Baca Juga: Terbukti Narkoba, Polantas Polda Metro Dibekuk Propam Mabes Polri

Penjajahan Narkoba Berbagai literatur sejarah menunjukkan Indonesia telah dijajah melalui perdagangan narkoba sejak sebelum kolonial Belanda dengan kongsi dagang Perusahaan Hindia Timur Belanda atau "Vereenigde Ost Indische Companie" (VOC) menginjakkan kakinya di Bumi Nusantara.

Buku "Opium to Java" yang ditulis James R Rush tahun 1882 menggambarkan sejak sebelum VOC berkuasa di tanah air pada awal abad ke-17, opium adalah komoditas penting dalam perdagangan dunia yang diperebutkan oleh Inggris, Denmark dan Belanda.

Menurut buku yang diterbitkan kembali oleh Cornel University Press tahun 1990, dan diterjemahkan ke bahasa Indonesia oleh Penerbit MataBangsa pada 2000 itu, menyebut Belanda kemudian memenangkan monopoli perdagangan opium di Indonesia sejak 1677, dengan menggandeng para pedagang elite China sebagai pelaksananya.

Di antaranya VOC mendapatkan perjanjian dengan Raja Jawa Amangkurat II untuk memasukkan candu ke Mataram, sekaligus memonopoli perdagangan candu ke seluruh pelosok negeri. Perjanjian serupa juga ditandatangani di Cirebon setahun kemudian.
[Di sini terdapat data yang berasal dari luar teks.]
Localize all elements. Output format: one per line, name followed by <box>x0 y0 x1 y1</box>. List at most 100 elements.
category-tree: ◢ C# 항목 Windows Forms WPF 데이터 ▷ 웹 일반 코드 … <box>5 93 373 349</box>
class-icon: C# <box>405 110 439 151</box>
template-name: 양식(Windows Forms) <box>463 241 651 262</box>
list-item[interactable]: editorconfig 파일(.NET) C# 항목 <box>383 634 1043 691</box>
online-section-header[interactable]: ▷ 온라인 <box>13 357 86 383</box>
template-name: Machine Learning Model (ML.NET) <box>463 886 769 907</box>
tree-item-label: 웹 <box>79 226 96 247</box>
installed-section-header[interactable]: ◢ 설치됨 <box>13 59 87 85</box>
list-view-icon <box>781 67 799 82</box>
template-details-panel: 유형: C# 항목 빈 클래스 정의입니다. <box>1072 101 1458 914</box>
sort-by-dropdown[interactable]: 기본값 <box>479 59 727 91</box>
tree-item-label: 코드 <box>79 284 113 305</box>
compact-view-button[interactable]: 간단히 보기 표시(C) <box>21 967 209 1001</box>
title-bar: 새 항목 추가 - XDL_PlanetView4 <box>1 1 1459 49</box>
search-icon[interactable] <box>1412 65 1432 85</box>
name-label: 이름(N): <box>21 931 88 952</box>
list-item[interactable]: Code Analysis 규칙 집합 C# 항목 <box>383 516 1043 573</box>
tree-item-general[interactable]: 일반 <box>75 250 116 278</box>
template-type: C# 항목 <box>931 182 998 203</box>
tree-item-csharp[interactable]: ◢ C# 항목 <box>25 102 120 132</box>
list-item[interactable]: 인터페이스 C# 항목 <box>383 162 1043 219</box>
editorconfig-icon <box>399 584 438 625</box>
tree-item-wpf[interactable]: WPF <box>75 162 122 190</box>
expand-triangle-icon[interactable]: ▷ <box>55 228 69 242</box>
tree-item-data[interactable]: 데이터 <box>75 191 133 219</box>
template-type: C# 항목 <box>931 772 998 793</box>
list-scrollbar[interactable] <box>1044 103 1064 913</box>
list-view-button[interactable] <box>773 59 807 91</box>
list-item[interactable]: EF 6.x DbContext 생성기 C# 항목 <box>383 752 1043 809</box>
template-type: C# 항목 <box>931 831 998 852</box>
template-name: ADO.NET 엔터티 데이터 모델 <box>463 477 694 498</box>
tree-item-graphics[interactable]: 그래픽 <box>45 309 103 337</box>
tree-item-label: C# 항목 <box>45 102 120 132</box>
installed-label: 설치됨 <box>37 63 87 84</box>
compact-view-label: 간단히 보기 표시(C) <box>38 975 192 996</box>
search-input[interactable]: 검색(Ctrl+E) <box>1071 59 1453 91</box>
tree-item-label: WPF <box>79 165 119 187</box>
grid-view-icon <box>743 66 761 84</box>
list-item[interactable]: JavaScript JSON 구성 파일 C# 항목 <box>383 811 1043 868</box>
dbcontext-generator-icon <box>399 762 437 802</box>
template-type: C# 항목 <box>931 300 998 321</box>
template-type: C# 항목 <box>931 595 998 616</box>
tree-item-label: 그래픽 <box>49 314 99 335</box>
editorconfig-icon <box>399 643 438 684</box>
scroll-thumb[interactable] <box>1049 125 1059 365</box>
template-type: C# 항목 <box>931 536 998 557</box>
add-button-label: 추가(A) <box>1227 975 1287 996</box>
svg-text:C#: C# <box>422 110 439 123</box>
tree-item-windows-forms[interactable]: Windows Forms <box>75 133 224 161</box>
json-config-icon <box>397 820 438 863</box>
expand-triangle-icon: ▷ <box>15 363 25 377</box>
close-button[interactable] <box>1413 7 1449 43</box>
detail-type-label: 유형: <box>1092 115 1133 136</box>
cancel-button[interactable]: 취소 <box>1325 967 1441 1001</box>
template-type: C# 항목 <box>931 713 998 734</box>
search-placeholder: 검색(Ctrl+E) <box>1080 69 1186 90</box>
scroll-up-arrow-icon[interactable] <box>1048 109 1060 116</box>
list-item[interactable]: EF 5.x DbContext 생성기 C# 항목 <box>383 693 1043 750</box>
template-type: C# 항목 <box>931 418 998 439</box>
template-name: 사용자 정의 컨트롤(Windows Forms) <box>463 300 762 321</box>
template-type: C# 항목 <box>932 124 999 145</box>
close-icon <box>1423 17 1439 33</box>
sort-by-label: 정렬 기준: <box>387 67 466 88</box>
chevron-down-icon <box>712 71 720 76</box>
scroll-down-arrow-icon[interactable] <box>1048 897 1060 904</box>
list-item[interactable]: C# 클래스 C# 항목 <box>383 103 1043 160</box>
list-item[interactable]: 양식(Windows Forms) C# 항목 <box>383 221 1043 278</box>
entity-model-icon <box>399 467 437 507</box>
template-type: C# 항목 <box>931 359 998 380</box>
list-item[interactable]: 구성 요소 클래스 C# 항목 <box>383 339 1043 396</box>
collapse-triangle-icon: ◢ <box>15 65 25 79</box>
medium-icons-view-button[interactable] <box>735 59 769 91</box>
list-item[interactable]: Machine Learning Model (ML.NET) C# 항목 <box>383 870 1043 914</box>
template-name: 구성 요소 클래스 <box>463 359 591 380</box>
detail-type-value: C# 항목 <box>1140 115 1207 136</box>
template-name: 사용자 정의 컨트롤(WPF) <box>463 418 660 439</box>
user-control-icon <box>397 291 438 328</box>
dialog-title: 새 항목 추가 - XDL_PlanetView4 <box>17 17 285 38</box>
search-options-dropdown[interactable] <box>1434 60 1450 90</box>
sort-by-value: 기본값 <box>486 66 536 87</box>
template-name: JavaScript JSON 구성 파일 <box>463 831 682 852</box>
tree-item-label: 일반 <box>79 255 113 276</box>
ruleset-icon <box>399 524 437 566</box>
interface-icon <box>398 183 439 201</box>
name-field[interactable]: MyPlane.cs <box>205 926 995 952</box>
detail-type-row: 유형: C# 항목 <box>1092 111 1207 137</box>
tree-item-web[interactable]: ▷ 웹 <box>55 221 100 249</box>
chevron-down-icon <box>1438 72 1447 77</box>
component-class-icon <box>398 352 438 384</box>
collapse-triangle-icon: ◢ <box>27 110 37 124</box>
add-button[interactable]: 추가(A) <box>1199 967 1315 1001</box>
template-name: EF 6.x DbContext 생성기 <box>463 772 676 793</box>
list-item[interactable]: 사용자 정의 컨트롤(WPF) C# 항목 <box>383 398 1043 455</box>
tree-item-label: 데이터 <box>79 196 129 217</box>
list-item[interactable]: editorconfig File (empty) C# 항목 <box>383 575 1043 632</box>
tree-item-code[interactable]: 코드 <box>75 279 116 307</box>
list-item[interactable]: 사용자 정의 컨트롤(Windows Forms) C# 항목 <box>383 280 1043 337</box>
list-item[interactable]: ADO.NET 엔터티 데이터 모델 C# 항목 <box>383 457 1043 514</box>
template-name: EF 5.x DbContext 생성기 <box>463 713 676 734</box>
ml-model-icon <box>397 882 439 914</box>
Tercatat, dalam kurun waktu 1619-1799, VOC bisa memasukkan 56.000 kilogram opium mentah setiap tahun ke Jawa dan pada 1820 tercatat sebanyak 372 pemegang lisensi untuk menjual opium di Indonesia.

Rush, melalui buku "Opium to Java" juga mengungkap, bersamaan dengan perdagangan opium yang secara resmi digerojok VOC ke Indonesia, juga marak penyelundupan komoditas yang berasal dari bunga poppy (papaver somniferum) itu, tentunya dengan harga yang lebih murah.